Już kilka razy wskazywano Tobie te różnice. Ile razy jeszcze? I tak niczego nie chcesz zrozumieć.
Maciej Filipiak właściciel, VizMedia
Temat: Familo - rewolucja w zakupach?
Postawię kontr-tezę - to Ty niczego nie zrozumiałeś.Nie wskazałeś żadnej różnicy - opowiadasz tylko uporczywie czym jest MLM, wyobraź sobie, że to już wiem.
Ryszard S. Wolny strzelec
Temat: Familo - rewolucja w zakupach?
Skoro twierdzisz, że nie wskazałem różnic, to naprawdę nie czytałeś moich postów. Ja przytaczałem argumenty, a Ty nie napisałeś niczego konkretnego.Może inaczej - weźmy jakiś znany od lat w Polsce MLM, np. Oriflame. Uzasadnij dlaczego Twoim zdaniem jest to piramida finansowa.
Tadeusz
F.
Mam to, na co się
godzę...
Temat: Familo - rewolucja w zakupach?
Maciej Filipiak:
Maciej, a co w określeniu "multi LEVEL" wskazuje na to, że chodzi tu o przepływ pieniądza, a nie towaru?

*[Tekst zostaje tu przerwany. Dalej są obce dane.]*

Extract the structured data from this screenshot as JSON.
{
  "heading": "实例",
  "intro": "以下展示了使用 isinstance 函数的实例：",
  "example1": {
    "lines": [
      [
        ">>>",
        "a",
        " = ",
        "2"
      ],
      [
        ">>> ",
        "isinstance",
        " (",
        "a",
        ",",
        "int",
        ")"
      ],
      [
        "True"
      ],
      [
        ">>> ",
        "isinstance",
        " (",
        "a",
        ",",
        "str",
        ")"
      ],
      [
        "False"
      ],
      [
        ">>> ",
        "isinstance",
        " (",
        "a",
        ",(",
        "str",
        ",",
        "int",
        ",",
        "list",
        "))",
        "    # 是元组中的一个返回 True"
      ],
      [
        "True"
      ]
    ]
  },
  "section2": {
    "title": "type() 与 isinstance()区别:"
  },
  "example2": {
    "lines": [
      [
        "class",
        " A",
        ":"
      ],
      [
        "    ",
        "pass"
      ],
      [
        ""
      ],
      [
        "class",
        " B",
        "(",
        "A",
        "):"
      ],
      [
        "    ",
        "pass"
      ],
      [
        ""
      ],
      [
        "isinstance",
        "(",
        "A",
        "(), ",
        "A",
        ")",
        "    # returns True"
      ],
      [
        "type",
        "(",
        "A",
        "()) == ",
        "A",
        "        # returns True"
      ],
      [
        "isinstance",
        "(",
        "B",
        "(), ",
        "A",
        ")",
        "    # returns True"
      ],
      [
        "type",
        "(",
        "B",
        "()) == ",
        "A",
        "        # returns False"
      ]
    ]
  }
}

W nazwie MLM - multi LEVEL - czyli poziomy POŚREDNIKÓW - nie przepływu towaru tylko pieniądza
(nie zapominaj, że mówimy o piramidzie finansowej :)
Zapomniałeś jeszcze o małej drobnostce, a mianowicie o słowie "marketing". Czy Twoim zdaniem połączono to razem w MLM (multi-level-marketig) dla lepszego brzmienia, czy może coś innego jest tego przyczyną?
Maciej Filipiak właściciel, VizMedia
Temat: Familo - rewolucja w zakupach?
Tadeusz Fojt:
Maciej, a co w określeniu "multi LEVEL" wskazuje na to, że chodzi tu o przepływ pieniądza, a nie towaru?
Za towarem nie idzie pieniądz w przeciwnym kierunku ?
Zapomniałeś jeszcze o małej drobnostce, a mianowicie o słowie "marketing". Czy Twoim zdaniem połączono to razem w MLM (multi-level-marketig) dla lepszego brzmienia, czy może coś innego jest tego przyczyną?